Side Farm Campsite just might be one of the most perfectly scenically situated campsites on the planet. It can be found on the eastern side of the Lake District, comfortably sandwiched between the steep slopes of Place Fell and the sylvan shores of Ullswater - the second largest, but most enchanting, of the region's lakes. The view across it happens to be one of the most compelling and beautiful sights in England, and to simply be able to open your tent every morning and look out at this astonishing vista is reason enough to stay a substantial while at Side Farm.
Cillside Farm, Glenridding, Penrith, Cumbria

The phrase 'location, location, location' definitely rings true at Gillside Farm, a site sitting pretty up in the Ullswater Valley. You can relish one of the finest views in the Lakes standing here, in the shadow of Helvellyn, and looking out across the reaches of the valley. You're free to set up camp wherever you like; you can even sleep within earshot of the moss-lined beck that tinkers eagerly past the field.

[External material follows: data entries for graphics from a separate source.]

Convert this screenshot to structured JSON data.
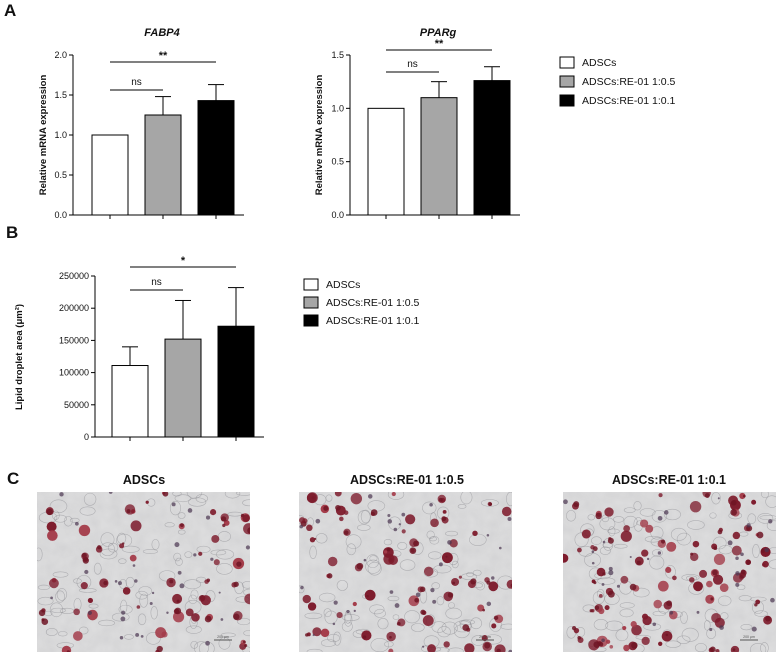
{
  "panels": {
    "A": "A",
    "B": "B",
    "C": "C"
  },
  "colors": {
    "group1": "#ffffff",
    "group2": "#a6a6a6",
    "group3": "#000000",
    "axis": "#000000"
  },
  "legend_entries": [
    "ADSCs",
    "ADSCs:RE-01 1:0.5",
    "ADSCs:RE-01 1:0.1"
  ],
  "chart_data": [
    {
      "type": "bar",
      "id": "fabp4",
      "title": "FABP4",
      "ylabel": "Relative mRNA expression",
      "ylim": [
        0,
        2.0
      ],
      "yticks": [
        "0.0",
        "0.5",
        "1.0",
        "1.5",
        "2.0"
      ],
      "categories": [
        "ADSCs",
        "ADSCs:RE-01 1:0.5",
        "ADSCs:RE-01 1:0.1"
      ],
      "values": [
        1.0,
        1.25,
        1.43
      ],
      "errors": [
        0,
        0.23,
        0.2
      ],
      "significance": [
        {
          "from": 0,
          "to": 1,
          "label": "ns"
        },
        {
          "from": 0,
          "to": 2,
          "label": "**"
        }
      ]
    },
    {
      "type": "bar",
      "id": "pparg",
      "title": "PPARg",
      "ylabel": "Relative mRNA expression",
      "ylim": [
        0,
        1.5
      ],
      "yticks": [
        "0.0",
        "0.5",
        "1.0",
        "1.5"
      ],
      "categories": [
        "ADSCs",
        "ADSCs:RE-01 1:0.5",
        "ADSCs:RE-01 1:0.1"
      ],
      "values": [
        1.0,
        1.1,
        1.26
      ],
      "errors": [
        0,
        0.15,
        0.13
      ],
      "significance": [
        {
          "from": 0,
          "to": 1,
          "label": "ns"
        },
        {
          "from": 0,
          "to": 2,
          "label": "**"
        }
      ]
    },
    {
      "type": "bar",
      "id": "lipid",
      "title": "",
      "ylabel": "Lipid droplet area (μm²)",
      "ylim": [
        0,
        250000
      ],
      "yticks": [
        "0",
        "50000",
        "100000",
        "150000",
        "200000",
        "250000"
      ],
      "categories": [
        "ADSCs",
        "ADSCs:RE-01 1:0.5",
        "ADSCs:RE-01 1:0.1"
      ],
      "values": [
        111000,
        152000,
        172000
      ],
      "errors": [
        29000,
        60000,
        60000
      ],
      "significance": [
        {
          "from": 0,
          "to": 1,
          "label": "ns"
        },
        {
          "from": 0,
          "to": 2,
          "label": "*"
        }
      ]
    }
  ],
  "images": [
    {
      "title": "ADSCs",
      "scale_text": "200 μm"
    },
    {
      "title": "ADSCs:RE-01 1:0.5",
      "scale_text": "200 μm"
    },
    {
      "title": "ADSCs:RE-01 1:0.1",
      "scale_text": "200 μm"
    }
  ]
}
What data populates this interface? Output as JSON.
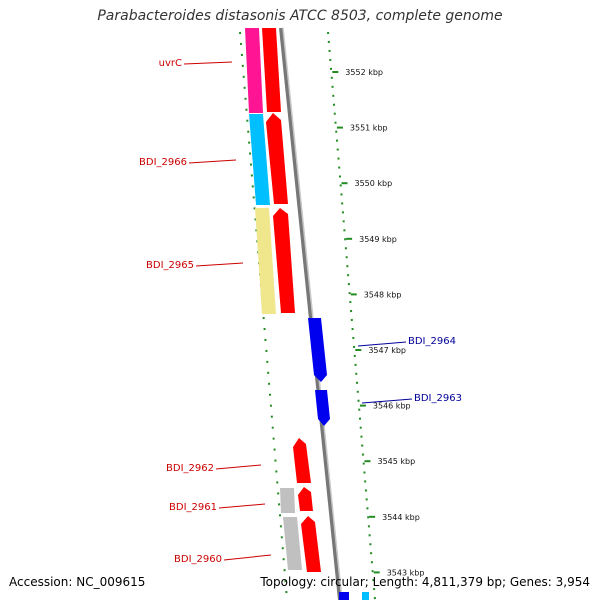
{
  "title": "Parabacteroides distasonis ATCC 8503, complete genome",
  "accession": "Accession: NC_009615",
  "summary": "Topology: circular; Length: 4,811,379 bp; Genes: 3,954",
  "ticks": [
    "3552 kbp",
    "3551 kbp",
    "3550 kbp",
    "3549 kbp",
    "3548 kbp",
    "3547 kbp",
    "3546 kbp",
    "3545 kbp",
    "3544 kbp",
    "3543 kbp"
  ],
  "genes_left": [
    "uvrC",
    "BDI_2966",
    "BDI_2965",
    "BDI_2962",
    "BDI_2961",
    "BDI_2960"
  ],
  "genes_right": [
    "BDI_2964",
    "BDI_2963"
  ],
  "colors": {
    "forward_gene": "#ff0000",
    "reverse_gene": "#0000ee",
    "left_label": "#cc0000",
    "right_label": "#000099",
    "cog_magenta": "#ff1493",
    "cog_cyan": "#00bfff",
    "cog_khaki": "#f0e68c",
    "cog_gray": "#c0c0c0",
    "backbone": "#888888",
    "gc_dots": "#228b22"
  }
}
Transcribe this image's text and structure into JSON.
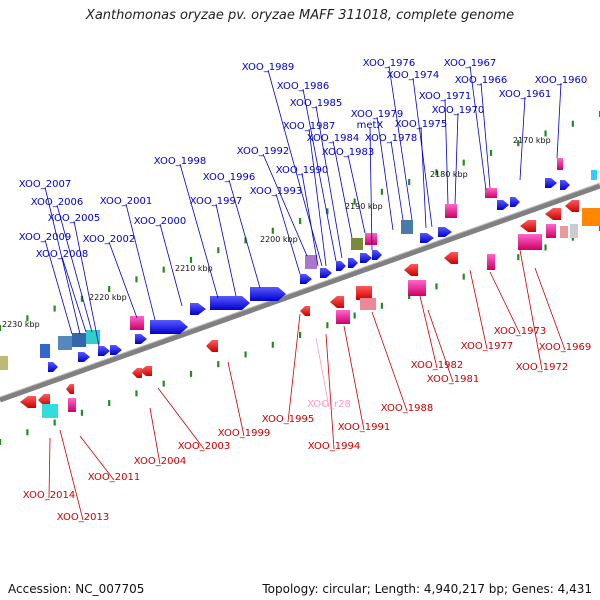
{
  "title": "Xanthomonas oryzae pv. oryzae MAFF 311018, complete genome",
  "footer": {
    "accession": "Accession: NC_007705",
    "topology": "Topology: circular; Length: 4,940,217 bp; Genes: 4,431"
  },
  "colors": {
    "plus_label": "#0000cc",
    "minus_label": "#cc0000",
    "rna_label": "#ff99cc",
    "axis": "#808080",
    "tick": "#228b22"
  },
  "ticks": [
    "2170 kbp",
    "2180 kbp",
    "2190 kbp",
    "2200 kbp",
    "2210 kbp",
    "2220 kbp",
    "2230 kbp"
  ],
  "plus_labels": [
    "XOO_1960",
    "XOO_1961",
    "XOO_1966",
    "XOO_1967",
    "XOO_1970",
    "XOO_1971",
    "XOO_1974",
    "XOO_1975",
    "XOO_1976",
    "XOO_1978",
    "XOO_1979",
    "metX",
    "XOO_1983",
    "XOO_1984",
    "XOO_1985",
    "XOO_1986",
    "XOO_1987",
    "XOO_1989",
    "XOO_1990",
    "XOO_1992",
    "XOO_1993",
    "XOO_1996",
    "XOO_1997",
    "XOO_1998",
    "XOO_2000",
    "XOO_2001",
    "XOO_2002",
    "XOO_2005",
    "XOO_2006",
    "XOO_2007",
    "XOO_2008",
    "XOO_2009"
  ],
  "minus_labels": [
    "XOO_1969",
    "XOO_1972",
    "XOO_1973",
    "XOO_1977",
    "XOO_1981",
    "XOO_1982",
    "XOO_1988",
    "XOO_1991",
    "XOO_1994",
    "XOO_1995",
    "XOO_1999",
    "XOO_2003",
    "XOO_2004",
    "XOO_2011",
    "XOO_2013",
    "XOO_2014"
  ],
  "rna_labels": [
    "XOO_r28"
  ]
}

The site's split into two, with canvas campers in one field overlooking the valley, and the caravans across the road under tree cover.
Thirlspot Farm, Thirlmere, Keswick, Cumbria

Another nigh-on perfect little Lake District site. Not perfect in terms of efficiency, immaculate coiffure, or all-singing all-dancing facilities; perfect in that simple feeling of well-being, which seeps into the soul on your arrival.This might have something to do with the mountainous backdrop that manages to wield an emotional power over us. One such pile of potential life-enhancing rock stands tall and proud right behind Thirlspot Farm. It's called Helvellyn, and there are several different ways to its summit from the campsite, each challenging, but each life-affirming in many ways.
Dalebottom Farm, Naddle, Keswick, Cumbria

Dalebottom's name describes it perfecdy in a purely physical sense (it's at the valley bottom), but is oh so inadequate when you throw open your tent flaps of a morning and gaze out at the surroundings. In fact, the effect is just as efficacious if performed in the evening, or any time of day, as this simple farm campsite is encircled by nothing but natural Cumbrian beauty; most of it poking skywards.
Castlerigg Farm Camping Site, Castlerigg, Keswick, Cumbria

Keswick is undoubtedly the tourism focal point in the northern half of the Lake District, and there are a good number of campsites to be found within reach of the bright lights of Hiking City. Some are big corporate places, others club sites bursting at the seams, and most require booking years in advance to get a pitch in the peak periods.
Skiddaw House YHA, Bassenthwaite, Keswick, Cumbria

Welcome to the highest hostel in Britain - 470 metres up on a high pass in the northern Lake District, only accessible on foot or (at a pinch) by bicycle. Skiddaw House is an isolated 200-year-old former shooting lodge and sometime shepherds bothy. Its campsite, a two-minute walk away, is diminutive in the extreme - a tiny patch of grass inside the ruins of what may have been a stable (no one really knows). However, the walls, such as they are, do give a bit of protection from the wind. Happily they don't block out the views, though, which are astonishing.